I had tried to read another book by Calvino before, and could not get through the first ten pages. This time I was determined; I heard these two tales were his best, etc. Well, I struggled through them and made it, but I am not sure if I will ever read Calvino again. The writing did seem clunky, and I also wondered if this is due to translation, early career, or just simply a stylistic choice on Calvino's part. When the language is not there, it is hard to find the motivation to continue for me, at least in fiction. One good thing I can say, though, is that there are some gems here and there; some sentences are delightful in their concise wisdom.
The first tale is certainly the more humorous of the two. I kept thinking if only the Monty Python would adapt it to the screen, it would be hilarious. (Oh, wait, The Holy Grail!) The second tale seemed more moralistic. But with both, it is not clear what Calvino is trying to do, trying to say, and where the story is going at any given point. In the end, you get somewhere, but it is either too predictable - and after such an unpredictable ride, it is strange that the end be so trite - or too eh, whatever.
In the end, the stories suffered from exactly the same ailment that haunts some films of Terry Gilliam. Like the Adventures of Baron Munchausen or The Imaginarium of Doctor Parnassus, where the fantastical images and ideas float about, bumping into each other, not quite making much sense, and dragging on for a while before they puff out in exhaustion, the Nonesixtent Knight, but especially the Cloven Viscount puff out and away, out of memory.
Calvino writes the most charming fables; his stories always make me smile, and usually they contain some sort of lesson or satirical element. The Cloven Viscount was the gem of this book. It's a morbid, violent little tale about the literal duality of man's good and evil nature, and how the extreme of good is just as off-putting as the extreme of evil.
Calvino virgins, however, should still begin their forays into his work with If On A Winter's Night A Traveler.

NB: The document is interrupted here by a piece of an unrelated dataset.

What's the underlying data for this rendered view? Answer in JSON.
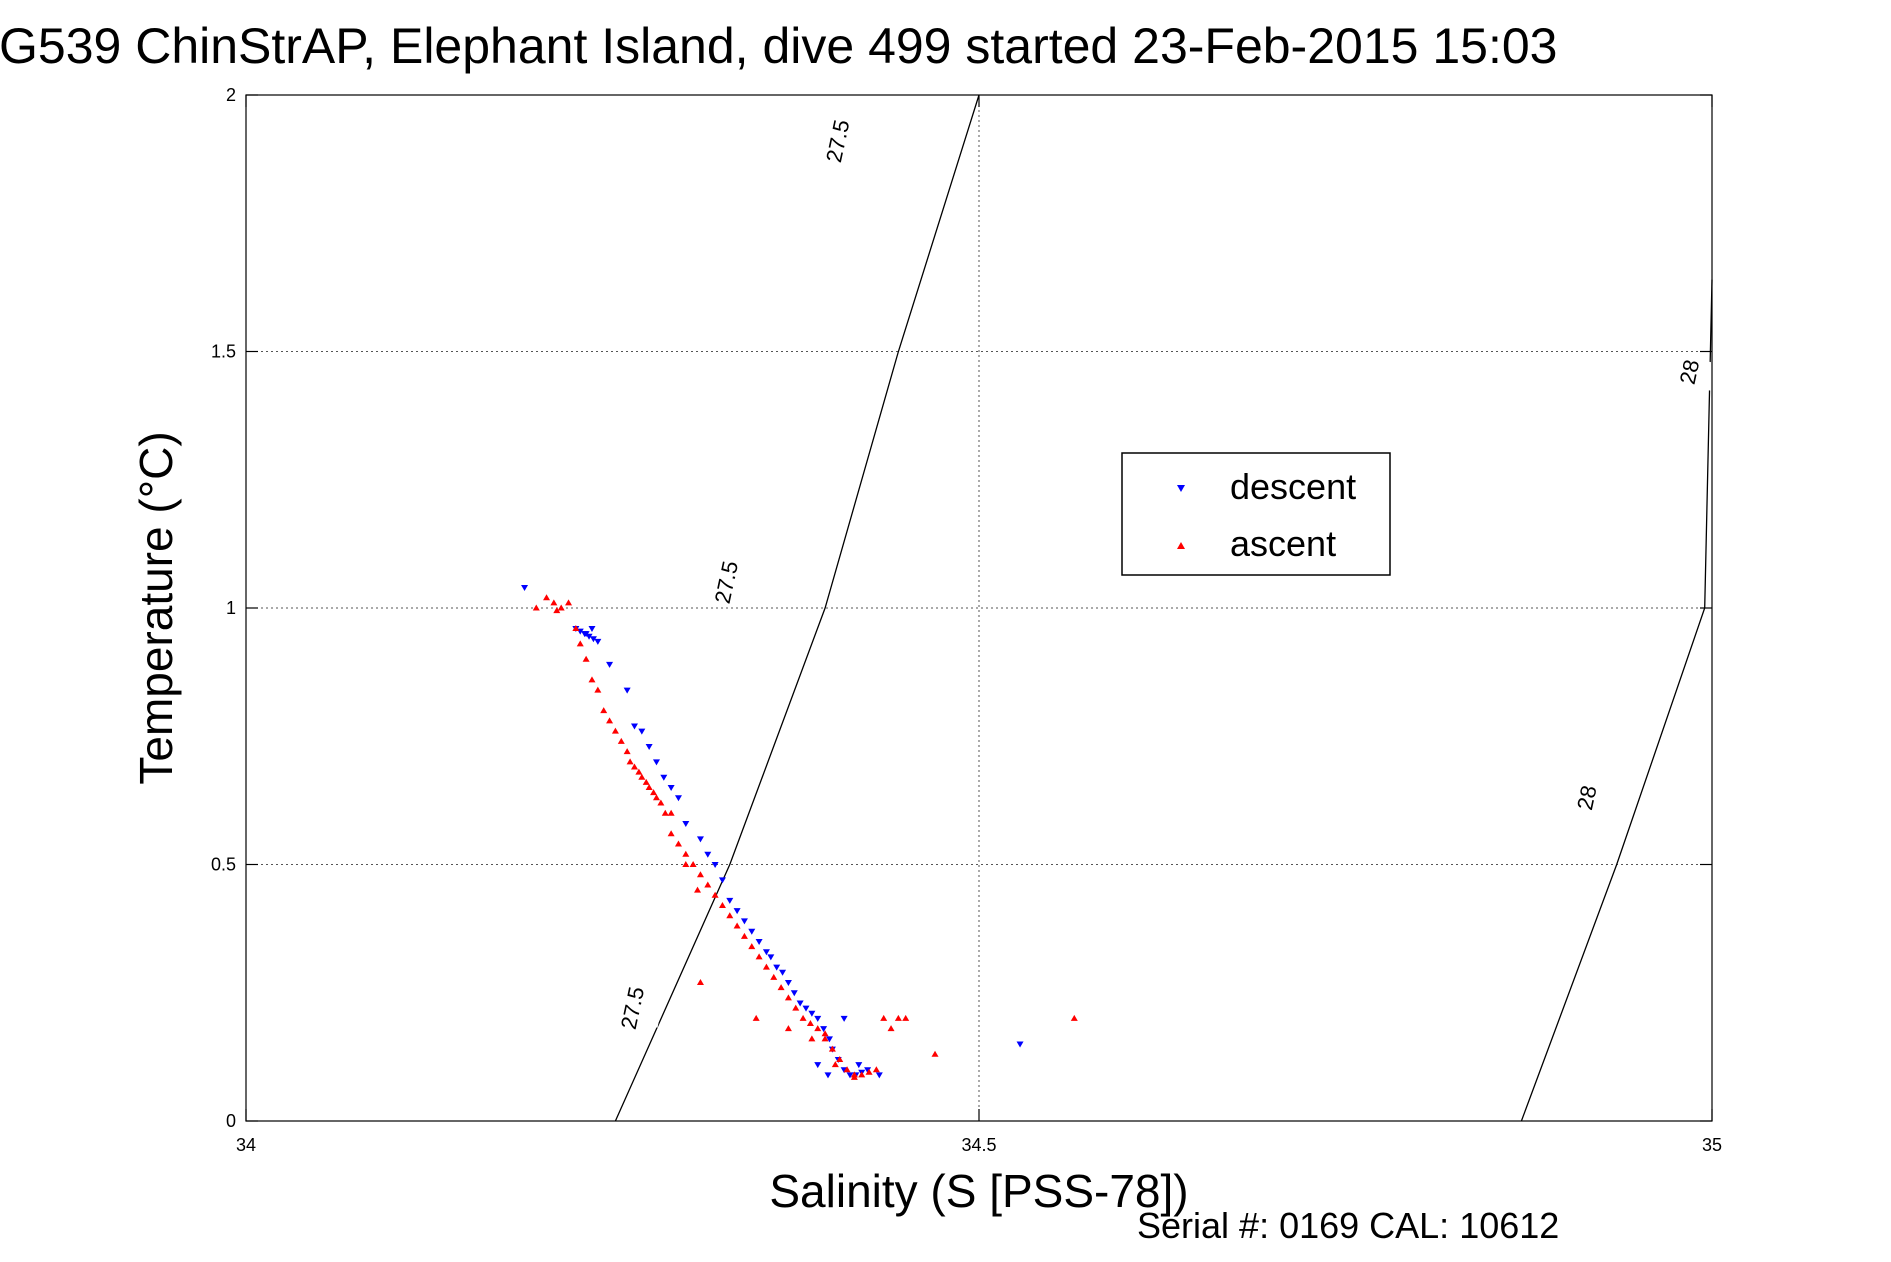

Calvino's blend of fantastic whimsy bordering on absurdism is always entertaining but then you're taken a bit by surprise as a fairly thought-provoking philosophical or moral critique emerges. "The Cloven Viscount" opposes excessive badness with excessive goodness, "The Nonexistent Knight" parodies Renaissance tales of courtly conduct (Quixote-style) as it actually discusses the nature of being and non-being.
Entertaining early Calvino. The first story of the two, "The Non-Existent Knight" was actually written second was by far the better. A brisk, funny satire portraying Charlemagne's knights engaged in interminable, bureaucracy-riddled war, the story also features an absurdly twisty plot and a good early use of a nested narrative. The second story was a less layered fable, but mostly suffered from the back blurb giving its entire plot away, unfortunately stripping the story of momentum. Thanks so much overzealous publishers.